La España de 1975, año en que muere Francisco Franco, es ya un país que se le ha ido de las manos al régimen que él había instaurado a partir de 1939, año en que termina una Guerra Civil de tres años que ganan las tropas franquistas, también llamadas "nacionales".

Y, sin embargo, a pesar de que la sociedad española ha rebasado hace tiempo los estrechos cauces por los que discurre la vida oficialmente autorizada, en 1975 no existe entre la mayoría de los ciudadanos españoles la menor determinación de derribar al régimen por la vía del levantamiento popular con que sueñan los dirigentes del Partido Comunista, la única oposición real durante décadas al franquismo, desde su exilio francés.

No, los españoles han preferido esperar a que el régimen se agote y será sólo entonces cuando se dispongan a secundar el previsible cambio político que se producirá en el país. Aquella era sencillamente una sociedad políticamente conservadora de lo obtenido. Y lo obtenido era, sobre todo, bienestar económico y mejora de la posición social.

El despegue económico producido desde la década de los años sesenta ha llevado a España a convertirse en la undécima potencia industrial del mundo y eso tiene efectos determinantes en la sociedad española, uno de los cuales es la profunda modificación de la estructura de clases de nuestro país.

El despegue económico desde la década de los sesenta ha llevado a España a convertirse en la undécima potencia industrial del mundo

Con el desarrollo, la España eminentemente rural ha dejado paso a un país industrializado. Entre los años sesenta y setenta se han producido movimientos migratorios interiores. La población campesina de las zonas más subdesarrolladas como Andalucía, Castilla o Extremadura se ha trasladado a las grandes ciudades industriales: Madrid, Bilbao o Barcelona.

Aparece entonces una nueva clase obrera industrial, en buena parte especializada, que vive en el cinturón de esas grandes ciudades y que alcanza, por primera vez en la historia de España, un nivel de vida próximo al bienestar. Una buena muestra de esto es que el consumo de teléfonos, neveras o televisores aumenta vertiginosamente en el país de la década de los años setenta.

Es este bienestar económico el que condiciona en términos generales el conservadurismo de las nuevas clases medias crecidas y extendidas al amparo del desarrollo. Pero tampoco su conservadurismo y su escasa inclinación a las propuestas de acción revolucionaria que hacen los líderes comunistas y defienden las élites intelectuales de la oposición significa, ni mucho menos, que exista por parte de las clases medias españolas un claro o fervoroso apoyo político al régimen. Al contrario.

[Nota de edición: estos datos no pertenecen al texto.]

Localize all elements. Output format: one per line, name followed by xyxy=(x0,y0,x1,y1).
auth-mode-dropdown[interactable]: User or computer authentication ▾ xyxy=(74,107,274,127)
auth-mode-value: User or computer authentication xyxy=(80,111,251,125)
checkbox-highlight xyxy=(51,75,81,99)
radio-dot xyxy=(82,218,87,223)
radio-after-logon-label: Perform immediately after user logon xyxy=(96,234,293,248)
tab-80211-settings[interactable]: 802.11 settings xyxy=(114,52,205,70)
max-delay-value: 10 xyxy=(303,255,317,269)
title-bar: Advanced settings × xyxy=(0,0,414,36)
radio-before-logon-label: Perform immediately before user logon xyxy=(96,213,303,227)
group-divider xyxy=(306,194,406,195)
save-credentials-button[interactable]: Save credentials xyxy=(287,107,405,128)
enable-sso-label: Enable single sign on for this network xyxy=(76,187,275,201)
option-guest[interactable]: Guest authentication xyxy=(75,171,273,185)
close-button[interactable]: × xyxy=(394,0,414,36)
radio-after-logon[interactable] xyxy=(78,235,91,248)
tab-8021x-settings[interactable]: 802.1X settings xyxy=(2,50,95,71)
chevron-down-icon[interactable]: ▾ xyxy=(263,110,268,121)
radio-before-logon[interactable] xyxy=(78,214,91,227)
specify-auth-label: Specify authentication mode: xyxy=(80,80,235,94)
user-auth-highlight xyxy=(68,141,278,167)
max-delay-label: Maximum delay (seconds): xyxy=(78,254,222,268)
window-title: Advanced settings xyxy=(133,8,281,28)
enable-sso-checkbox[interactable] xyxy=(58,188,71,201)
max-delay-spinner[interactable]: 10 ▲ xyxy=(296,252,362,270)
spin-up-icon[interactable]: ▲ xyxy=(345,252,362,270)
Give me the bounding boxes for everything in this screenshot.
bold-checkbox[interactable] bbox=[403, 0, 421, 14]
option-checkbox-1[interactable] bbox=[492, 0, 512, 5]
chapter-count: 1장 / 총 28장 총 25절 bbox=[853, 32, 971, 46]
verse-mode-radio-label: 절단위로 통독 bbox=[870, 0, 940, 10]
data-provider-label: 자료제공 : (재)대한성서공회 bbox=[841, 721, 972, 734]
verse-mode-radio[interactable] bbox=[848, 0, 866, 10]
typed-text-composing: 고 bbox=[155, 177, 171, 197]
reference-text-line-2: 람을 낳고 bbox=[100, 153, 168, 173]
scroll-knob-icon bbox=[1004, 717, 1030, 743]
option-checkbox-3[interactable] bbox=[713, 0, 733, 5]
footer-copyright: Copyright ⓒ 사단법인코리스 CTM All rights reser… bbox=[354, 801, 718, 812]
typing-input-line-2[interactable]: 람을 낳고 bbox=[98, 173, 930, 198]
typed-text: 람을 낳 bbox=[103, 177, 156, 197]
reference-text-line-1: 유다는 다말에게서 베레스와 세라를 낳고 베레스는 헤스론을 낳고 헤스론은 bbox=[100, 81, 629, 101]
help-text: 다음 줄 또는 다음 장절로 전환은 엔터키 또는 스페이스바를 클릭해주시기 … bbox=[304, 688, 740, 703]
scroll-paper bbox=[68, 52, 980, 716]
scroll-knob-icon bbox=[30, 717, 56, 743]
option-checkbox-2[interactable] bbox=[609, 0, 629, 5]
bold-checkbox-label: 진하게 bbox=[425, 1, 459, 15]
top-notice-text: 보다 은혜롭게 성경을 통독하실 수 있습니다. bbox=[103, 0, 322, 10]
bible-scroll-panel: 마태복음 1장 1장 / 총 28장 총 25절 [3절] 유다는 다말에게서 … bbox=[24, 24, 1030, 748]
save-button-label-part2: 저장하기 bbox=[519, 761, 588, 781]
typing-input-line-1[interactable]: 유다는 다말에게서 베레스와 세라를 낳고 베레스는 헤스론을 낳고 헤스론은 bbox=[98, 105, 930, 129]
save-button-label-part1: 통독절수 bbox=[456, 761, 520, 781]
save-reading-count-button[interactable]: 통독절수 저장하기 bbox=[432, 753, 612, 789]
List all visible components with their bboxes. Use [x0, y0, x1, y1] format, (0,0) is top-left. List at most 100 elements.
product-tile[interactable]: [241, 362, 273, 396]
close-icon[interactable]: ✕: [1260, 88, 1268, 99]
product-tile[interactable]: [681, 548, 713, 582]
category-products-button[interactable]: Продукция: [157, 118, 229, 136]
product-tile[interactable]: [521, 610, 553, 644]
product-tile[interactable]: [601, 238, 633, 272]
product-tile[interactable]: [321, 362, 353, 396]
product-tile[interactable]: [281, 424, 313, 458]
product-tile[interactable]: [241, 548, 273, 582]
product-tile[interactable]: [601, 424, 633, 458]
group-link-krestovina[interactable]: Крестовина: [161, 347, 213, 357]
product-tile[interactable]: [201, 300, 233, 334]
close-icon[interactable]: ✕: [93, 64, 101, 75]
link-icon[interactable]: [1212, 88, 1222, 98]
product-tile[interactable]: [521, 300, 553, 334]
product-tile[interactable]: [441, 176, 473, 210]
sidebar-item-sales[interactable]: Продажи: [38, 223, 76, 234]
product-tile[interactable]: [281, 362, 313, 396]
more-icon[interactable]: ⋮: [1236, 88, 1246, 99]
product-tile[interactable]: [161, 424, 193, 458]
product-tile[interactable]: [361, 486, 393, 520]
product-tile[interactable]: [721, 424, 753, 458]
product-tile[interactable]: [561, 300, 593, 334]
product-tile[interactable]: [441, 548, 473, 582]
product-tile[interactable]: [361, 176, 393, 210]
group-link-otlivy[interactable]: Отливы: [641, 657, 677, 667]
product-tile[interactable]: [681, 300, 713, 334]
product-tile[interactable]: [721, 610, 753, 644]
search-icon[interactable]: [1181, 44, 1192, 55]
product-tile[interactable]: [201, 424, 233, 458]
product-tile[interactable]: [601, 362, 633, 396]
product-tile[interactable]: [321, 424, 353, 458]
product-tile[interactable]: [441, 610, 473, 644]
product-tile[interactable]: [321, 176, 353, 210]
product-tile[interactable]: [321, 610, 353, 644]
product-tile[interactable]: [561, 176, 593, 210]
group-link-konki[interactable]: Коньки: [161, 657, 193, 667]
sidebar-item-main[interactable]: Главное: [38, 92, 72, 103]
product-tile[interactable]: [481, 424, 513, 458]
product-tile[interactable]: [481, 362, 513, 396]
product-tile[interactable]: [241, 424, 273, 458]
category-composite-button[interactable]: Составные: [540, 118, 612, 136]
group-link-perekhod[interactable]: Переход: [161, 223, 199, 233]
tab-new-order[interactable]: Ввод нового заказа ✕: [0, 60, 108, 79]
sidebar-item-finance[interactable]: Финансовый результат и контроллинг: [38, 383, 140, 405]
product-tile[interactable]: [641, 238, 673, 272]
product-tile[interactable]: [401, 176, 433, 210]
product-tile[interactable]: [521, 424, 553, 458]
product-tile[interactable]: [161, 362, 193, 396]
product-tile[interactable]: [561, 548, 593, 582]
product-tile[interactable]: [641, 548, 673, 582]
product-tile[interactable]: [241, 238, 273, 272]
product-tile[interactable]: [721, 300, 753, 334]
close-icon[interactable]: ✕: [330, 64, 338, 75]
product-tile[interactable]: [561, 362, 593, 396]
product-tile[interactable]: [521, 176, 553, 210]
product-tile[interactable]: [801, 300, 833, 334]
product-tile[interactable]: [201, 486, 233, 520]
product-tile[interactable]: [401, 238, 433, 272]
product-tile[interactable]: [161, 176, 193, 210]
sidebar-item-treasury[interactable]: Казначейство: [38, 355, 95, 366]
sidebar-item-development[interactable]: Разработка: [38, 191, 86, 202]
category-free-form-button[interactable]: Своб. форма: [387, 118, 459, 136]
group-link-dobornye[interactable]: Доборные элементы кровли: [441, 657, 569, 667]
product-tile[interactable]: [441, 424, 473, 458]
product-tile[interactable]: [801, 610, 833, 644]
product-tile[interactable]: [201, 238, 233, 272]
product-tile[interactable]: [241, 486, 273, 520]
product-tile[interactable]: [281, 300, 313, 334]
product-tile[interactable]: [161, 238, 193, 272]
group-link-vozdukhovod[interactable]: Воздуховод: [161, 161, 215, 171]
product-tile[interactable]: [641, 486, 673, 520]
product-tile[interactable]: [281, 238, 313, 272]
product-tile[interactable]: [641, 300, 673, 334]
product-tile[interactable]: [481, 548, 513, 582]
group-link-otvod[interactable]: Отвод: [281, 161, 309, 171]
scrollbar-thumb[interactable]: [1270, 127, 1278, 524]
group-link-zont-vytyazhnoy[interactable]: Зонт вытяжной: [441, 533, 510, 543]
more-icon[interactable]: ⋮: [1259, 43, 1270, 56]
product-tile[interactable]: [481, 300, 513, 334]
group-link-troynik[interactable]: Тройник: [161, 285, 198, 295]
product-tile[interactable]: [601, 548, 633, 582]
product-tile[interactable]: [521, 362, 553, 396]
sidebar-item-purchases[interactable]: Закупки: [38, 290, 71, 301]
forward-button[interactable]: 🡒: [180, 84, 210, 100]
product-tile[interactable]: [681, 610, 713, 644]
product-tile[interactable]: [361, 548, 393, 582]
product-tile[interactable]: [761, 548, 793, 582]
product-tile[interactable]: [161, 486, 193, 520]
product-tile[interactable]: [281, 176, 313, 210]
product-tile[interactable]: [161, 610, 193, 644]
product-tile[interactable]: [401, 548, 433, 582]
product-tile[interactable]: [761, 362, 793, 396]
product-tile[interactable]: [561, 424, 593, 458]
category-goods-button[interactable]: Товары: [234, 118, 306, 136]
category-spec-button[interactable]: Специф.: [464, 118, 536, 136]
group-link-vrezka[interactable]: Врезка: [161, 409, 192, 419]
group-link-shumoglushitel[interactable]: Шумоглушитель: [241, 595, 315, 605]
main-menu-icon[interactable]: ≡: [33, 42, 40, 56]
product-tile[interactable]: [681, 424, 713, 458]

El franquismo, que exhibe como uno de sus grandes logros la mejora del nivel de vida de los españoles, como el salto de la alpargata al Seiscientos, se ha visto en esta década crucial abandonado poco a poco por esas clases medias que contribuyó a crear. De hecho, lo que se ha producido por parte de los ciudadanos es un alejamiento progresivo, hasta alcanzar a ser total, de las estructuras políticas de un régimen que no es capaz ya de dar respuesta a una sociedad que ha sufrido, precisamente gracias al desarrollo, un cambio profundísimo en estilo de vida, en códigos morales y creencias religiosas, en comportamientos, en necesidades prácticas y en exigencias sociales y políticas.